第96話 風邪を引いているのに……

 クラーナが体を拭き終わり、私達は眠ることにした。

 体的にはまだ少しだるいが、朝よりはよくなっている。

 きっと、明日は治ると思う。


「アノン、もっと近づくわね……」

「え? あ、うん……」


 布団の中で、クラーナがそう言ってきた。

 あまり近づくと、風邪が移るかもしれない。そういう不安もあったが、最早今更だろう。

 という訳で、クラーナは私との距離を詰めてくる。


「さて、これでいいわね」

「うん……」

「アノン、夜中でも何かあったら、私を起こしてね」


 クラーナは、私の体に手を回して、そう言ってきた。

 その声色には、心配の感情が滲んでいる。それは、とても嬉しいことだ。


「うん。ありがとう、クラーナ……」


 私は、思い出す。クラーナと出会う前のことを。


 クラーナとである前の私には、体調が悪くなっても心配してくれるような人はいなかった。

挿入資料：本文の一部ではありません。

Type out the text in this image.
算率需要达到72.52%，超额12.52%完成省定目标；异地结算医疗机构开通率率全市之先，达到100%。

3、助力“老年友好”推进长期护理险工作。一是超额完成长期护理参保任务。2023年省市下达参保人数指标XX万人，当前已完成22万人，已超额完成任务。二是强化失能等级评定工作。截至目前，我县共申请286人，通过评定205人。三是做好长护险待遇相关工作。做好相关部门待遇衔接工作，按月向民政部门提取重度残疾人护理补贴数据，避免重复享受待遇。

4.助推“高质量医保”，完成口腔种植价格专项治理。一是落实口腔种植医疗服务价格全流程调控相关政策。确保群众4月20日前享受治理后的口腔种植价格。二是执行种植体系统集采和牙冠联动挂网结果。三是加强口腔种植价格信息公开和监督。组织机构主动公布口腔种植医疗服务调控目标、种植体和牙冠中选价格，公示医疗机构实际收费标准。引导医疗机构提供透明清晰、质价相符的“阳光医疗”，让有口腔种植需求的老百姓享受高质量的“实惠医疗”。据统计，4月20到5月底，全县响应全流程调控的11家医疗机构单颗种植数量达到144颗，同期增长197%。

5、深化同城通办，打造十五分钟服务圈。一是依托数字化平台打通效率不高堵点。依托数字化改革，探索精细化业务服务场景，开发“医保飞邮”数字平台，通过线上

 そのため、風邪などを引いたら、一人で過ごすことになるのだ。


 その時は、漠然とした不安ばかり抱いていた。だけど、今はそんなものはまったくない。

 それはクラーナがいるからだ。クラーナが傍にいる。それが一番の看病なのだと思う。これがある限り、私は風邪に負けたりしない。


「さて、お休みのキスをしないと駄目ね」

「え?」


 そこで、クラーナはお休みのキスを要求してきた。

 だが、それは流石にまずいのではないだろうか。

 キスは、直接口をつける。恐らく、風邪がとても移りやすいはずだ。

 そのため、私は少し躊躇ってしまう。


「アノン?」

「いや、キスなんてしたら、移っちゃうかなって……」

「大丈夫よ。アノンからなら、平気だもの……」

「え?」


 クラーナは、よくわからないことを言ってきた。

 私から移るからといって、平気な訳はない。


「それに、一回だけなら平気よ。軽いキスだもの……」

「一回だけなら……」


 だが、次の言葉は理解できた。

 確かに、一回だけならいいかもしれない。

 それに、私が何を言っても、クラーナは止まらないだろう。

 これは、キスするべきだ。


「わかった。キスしてもいいよ」

「そう? それなら、いいわね……ん」

「ん……」


 という訳で、私達は唇を重ねた。

 今日は、なんだかんだキスできていなかったため、とてもいい気分になれる。


「ふう、やっぱりキスはいいわね……」

「うん……」

「もう一回したいところだけど、今日はやめておかないとね」

「後は、治ってからだね……」


 唇を離して、私達は笑い合う。

 今日は、これでおしまいだ。明日は、もっとできればいいな。


「それじゃあ、お休み、アノン」

「お休み、クラーナ……」


 こうして、私達は眠りにつくのだった。